A Reading at Last

It is a sad testimony to unlucky scheduling that tonight’s “Mark Webster Reading” is the first reading of any kind that I’ve been able to attend this semester. The reading featured two second-year MFA students, Alex Johnson and Nick Gaudio, who read selections from their work in poetry and fiction respectively. I really enjoyed this reading. Both authors brought their unique personalities to the reading and kept the audience engaged and entertained.

Johnson was introduced by a fellow MFA student who described his poetry as being “totally badass” in that it is “plain spoken and fearless.” I loved this description, because it was both personal and descriptive at the same time, plus it made the whole audience laugh.

Johnson began his reading by thanking several people who have influenced his life and work, then moved on to reading selections from a book, based on Charles Shulz’s “Peanuts” comic, that he is working on. The first poem he read was called “Charlie’s Blues in E Major.” This poem did a good job of establishing Johnson’s style. His poetry is written almost like prose, though more melodic, and his imagery is very direct and specific. His next poem was titled “Remnants,” and contained my favorite line from the reading: “They make the rooms swell with breath.” The imagery used in this line really reveals and embodies the emptiness being described in the poem.  Johnson then recited some poems that he vaguely categorized as being about death with a couple about his father. These poems held Spanish influences, both in the language and imagery, that I didn’t expect. It was a pleasant surprise to hear another element of his poetic style that his first few poems of the evening didn’t exhibit. He then recited a couple poems that he described as being about relationships, a poem dedicated to William Carlos Williams, and ended with a poem entitled “Tailpipe Blues.” Johnson didn’t just read “Tailpipe Blues,” he recited it almost like a song with influences of rap, hip-hop, and blues in his recitation. The way he ended his reading was totally unexpected, at least to me, and it was fun to hear a poet bring music so literally into his poem.

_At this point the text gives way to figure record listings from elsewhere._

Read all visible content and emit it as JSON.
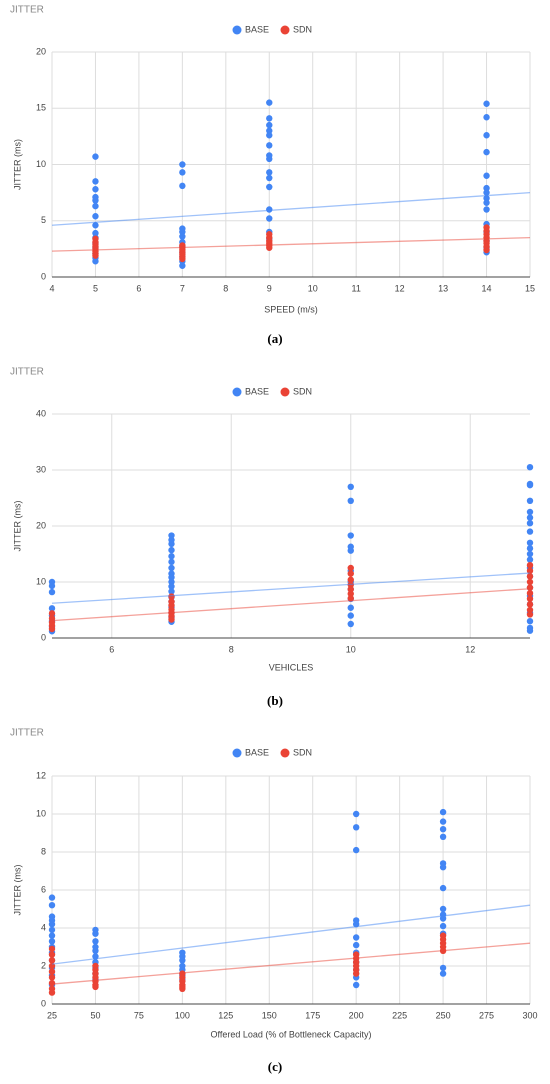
{
  "chart_data": [
    {
      "type": "scatter",
      "title": "JITTER",
      "xlabel": "SPEED  (m/s)",
      "ylabel": "JITTER (ms)",
      "caption": "(a)",
      "xlim": [
        4,
        15
      ],
      "xticks": [
        4,
        5,
        6,
        7,
        8,
        9,
        10,
        11,
        12,
        13,
        14,
        15
      ],
      "ylim": [
        0,
        20
      ],
      "yticks": [
        0,
        5,
        10,
        15,
        20
      ],
      "grid": true,
      "legend": "top",
      "series": [
        {
          "name": "BASE",
          "color": "#4285f4",
          "x": [
            5,
            5,
            5,
            5,
            5,
            5,
            5,
            5,
            5,
            5,
            5,
            5,
            5,
            5,
            5,
            7,
            7,
            7,
            7,
            7,
            7,
            7,
            7,
            7,
            7,
            7,
            7,
            9,
            9,
            9,
            9,
            9,
            9,
            9,
            9,
            9,
            9,
            9,
            9,
            9,
            9,
            9,
            14,
            14,
            14,
            14,
            14,
            14,
            14,
            14,
            14,
            14,
            14,
            14,
            14,
            14,
            14
          ],
          "values": [
            10.7,
            8.5,
            7.8,
            7.1,
            6.8,
            6.3,
            5.4,
            4.6,
            3.9,
            3.5,
            3,
            2.6,
            2.1,
            1.7,
            1.4,
            10,
            9.3,
            8.1,
            4.3,
            4,
            3.6,
            3.1,
            2.7,
            2.2,
            1.8,
            1.4,
            1,
            15.5,
            14.1,
            13.5,
            13,
            12.6,
            11.7,
            10.8,
            10.5,
            9.3,
            8.8,
            8,
            6,
            5.2,
            4,
            3.4,
            15.4,
            14.2,
            12.6,
            11.1,
            9,
            7.9,
            7.5,
            7,
            6.6,
            6,
            4.7,
            4,
            3.2,
            2.6,
            2.2
          ],
          "trendline": {
            "x": [
              4,
              15
            ],
            "values": [
              4.6,
              7.5
            ]
          }
        },
        {
          "name": "SDN",
          "color": "#ea4335",
          "x": [
            5,
            5,
            5,
            5,
            5,
            5,
            5,
            5,
            7,
            7,
            7,
            7,
            7,
            7,
            7,
            9,
            9,
            9,
            9,
            9,
            9,
            14,
            14,
            14,
            14,
            14,
            14,
            14,
            14
          ],
          "values": [
            3.4,
            3.1,
            2.9,
            2.7,
            2.5,
            2.3,
            2.1,
            1.9,
            2.8,
            2.6,
            2.4,
            2.2,
            2,
            1.8,
            1.6,
            3.8,
            3.5,
            3.2,
            3,
            2.8,
            2.6,
            4.4,
            4.1,
            3.8,
            3.5,
            3.2,
            3,
            2.7,
            2.4
          ],
          "trendline": {
            "x": [
              4,
              15
            ],
            "values": [
              2.3,
              3.5
            ]
          }
        }
      ]
    },
    {
      "type": "scatter",
      "title": "JITTER",
      "xlabel": "VEHICLES",
      "ylabel": "JITTER (ms)",
      "caption": "(b)",
      "xlim": [
        5,
        13
      ],
      "xticks": [
        6,
        8,
        10,
        12
      ],
      "ylim": [
        0,
        40
      ],
      "yticks": [
        0,
        10,
        20,
        30,
        40
      ],
      "grid": true,
      "legend": "top",
      "series": [
        {
          "name": "BASE",
          "color": "#4285f4",
          "x": [
            5,
            5,
            5,
            5,
            5,
            5,
            5,
            5,
            7,
            7,
            7,
            7,
            7,
            7,
            7,
            7,
            7,
            7,
            7,
            7,
            7,
            7,
            7,
            7,
            7,
            7,
            10,
            10,
            10,
            10,
            10,
            10,
            10,
            10,
            10,
            10,
            10,
            10,
            13,
            13,
            13,
            13,
            13,
            13,
            13,
            13,
            13,
            13,
            13,
            13,
            13,
            13,
            13,
            13,
            13,
            13,
            13,
            13,
            13
          ],
          "values": [
            10,
            9.3,
            8.2,
            5.3,
            4,
            3,
            2,
            1.2,
            18.3,
            17.5,
            16.8,
            15.7,
            14.6,
            13.6,
            12.5,
            11.5,
            10.8,
            10,
            9.2,
            8.3,
            7.3,
            6.5,
            5.5,
            4.5,
            3.7,
            2.9,
            27,
            24.5,
            18.3,
            16.3,
            15.6,
            12,
            10,
            8.7,
            7,
            5.4,
            4,
            2.5,
            30.5,
            27.5,
            27.3,
            24.5,
            22.5,
            21.5,
            20.5,
            19,
            17,
            16,
            15,
            14,
            12.5,
            11,
            9,
            7.5,
            6,
            4.5,
            3,
            1.8,
            1.3
          ],
          "trendline": {
            "x": [
              5,
              13
            ],
            "values": [
              6.2,
              11.6
            ]
          }
        },
        {
          "name": "SDN",
          "color": "#ea4335",
          "x": [
            5,
            5,
            5,
            5,
            5,
            7,
            7,
            7,
            7,
            7,
            7,
            7,
            10,
            10,
            10,
            10,
            10,
            10,
            10,
            13,
            13,
            13,
            13,
            13,
            13,
            13,
            13,
            13,
            13
          ],
          "values": [
            4.4,
            3.5,
            2.8,
            2.2,
            1.6,
            7.4,
            6.5,
            5.8,
            5.1,
            4.5,
            3.9,
            3.3,
            12.5,
            11.5,
            10.4,
            9.5,
            8.7,
            7.9,
            7.1,
            13,
            12,
            11,
            10,
            9,
            8,
            7,
            6,
            5,
            4.2
          ],
          "trendline": {
            "x": [
              5,
              13
            ],
            "values": [
              3.1,
              8.8
            ]
          }
        }
      ]
    },
    {
      "type": "scatter",
      "title": "JITTER",
      "xlabel": "Offered Load (% of Bottleneck Capacity)",
      "ylabel": "JITTER (ms)",
      "caption": "(c)",
      "xlim": [
        25,
        300
      ],
      "xticks": [
        25,
        50,
        75,
        100,
        125,
        150,
        175,
        200,
        225,
        250,
        275,
        300
      ],
      "ylim": [
        0,
        12
      ],
      "yticks": [
        0,
        2,
        4,
        6,
        8,
        10,
        12
      ],
      "grid": true,
      "legend": "top",
      "series": [
        {
          "name": "BASE",
          "color": "#4285f4",
          "x": [
            25,
            25,
            25,
            25,
            25,
            25,
            25,
            25,
            25,
            25,
            25,
            25,
            25,
            25,
            50,
            50,
            50,
            50,
            50,
            50,
            50,
            50,
            50,
            50,
            100,
            100,
            100,
            100,
            100,
            100,
            100,
            200,
            200,
            200,
            200,
            200,
            200,
            200,
            200,
            200,
            200,
            200,
            200,
            250,
            250,
            250,
            250,
            250,
            250,
            250,
            250,
            250,
            250,
            250,
            250,
            250,
            250
          ],
          "values": [
            5.6,
            5.2,
            4.6,
            4.4,
            4.2,
            3.9,
            3.6,
            3.3,
            3,
            2.7,
            2.3,
            1.9,
            1.5,
            1,
            3.9,
            3.7,
            3.3,
            3,
            2.8,
            2.5,
            2.2,
            1.9,
            1.6,
            1.3,
            2.7,
            2.5,
            2.3,
            2,
            1.8,
            1.5,
            1.3,
            10,
            9.3,
            8.1,
            4.4,
            4.2,
            3.5,
            3.1,
            2.7,
            2.2,
            1.8,
            1.4,
            1,
            10.1,
            9.6,
            9.2,
            8.8,
            7.4,
            7.2,
            6.1,
            5,
            4.7,
            4.5,
            4.1,
            3.7,
            1.9,
            1.6
          ],
          "trendline": {
            "x": [
              25,
              300
            ],
            "values": [
              2.1,
              5.2
            ]
          }
        },
        {
          "name": "SDN",
          "color": "#ea4335",
          "x": [
            25,
            25,
            25,
            25,
            25,
            25,
            25,
            25,
            25,
            50,
            50,
            50,
            50,
            50,
            50,
            50,
            100,
            100,
            100,
            100,
            100,
            100,
            200,
            200,
            200,
            200,
            200,
            200,
            250,
            250,
            250,
            250,
            250
          ],
          "values": [
            2.9,
            2.6,
            2.3,
            2,
            1.7,
            1.4,
            1.1,
            0.8,
            0.6,
            2,
            1.8,
            1.6,
            1.4,
            1.2,
            1,
            0.9,
            1.6,
            1.4,
            1.2,
            1,
            0.9,
            0.8,
            2.6,
            2.4,
            2.2,
            2,
            1.8,
            1.6,
            3.6,
            3.4,
            3.2,
            3,
            2.8
          ],
          "trendline": {
            "x": [
              25,
              300
            ],
            "values": [
              1.05,
              3.2
            ]
          }
        }
      ]
    }
  ]
}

Nick Gaudio also began his reading with thanks (some of his thank-yous were quite humorous) to several people, and ended his acknowledgments by jokingly saying, “Thank you Alex Johnson for reading with me, but fuck you for giving me this cold.” Today was Gaudio’s birthday, so he chose to begin his reading with a couple poems that he wrote in the past. The first was called “How to Sell a Rocketship to a Feminist,” and the second was a prose poem. The bulk of his reading was from a story he began this week called “One Hundred Days of Thunder.” The story was split into “books,” and each of the books was like a vignette of a scene. The books worked together, and several of them picked up at about the same place that the one before had left off, but the breaks seemed to give each scene and interaction more space to play out – they emphasized the importance of what was happening at each moment in the story. In total, Gaudio read nine “books” from “One Hundred Days of Thunder.”

This was an extremely enjoyable reading. Each author presented his work with confidence and punctuated the serious with humor and surprise. Anyone interested can attend the next reading in the “Mark Webster Reading” series on Friday, December 3 at 7:00 pm in the U of M Museum of Art’s Helmut Stern Auditorium.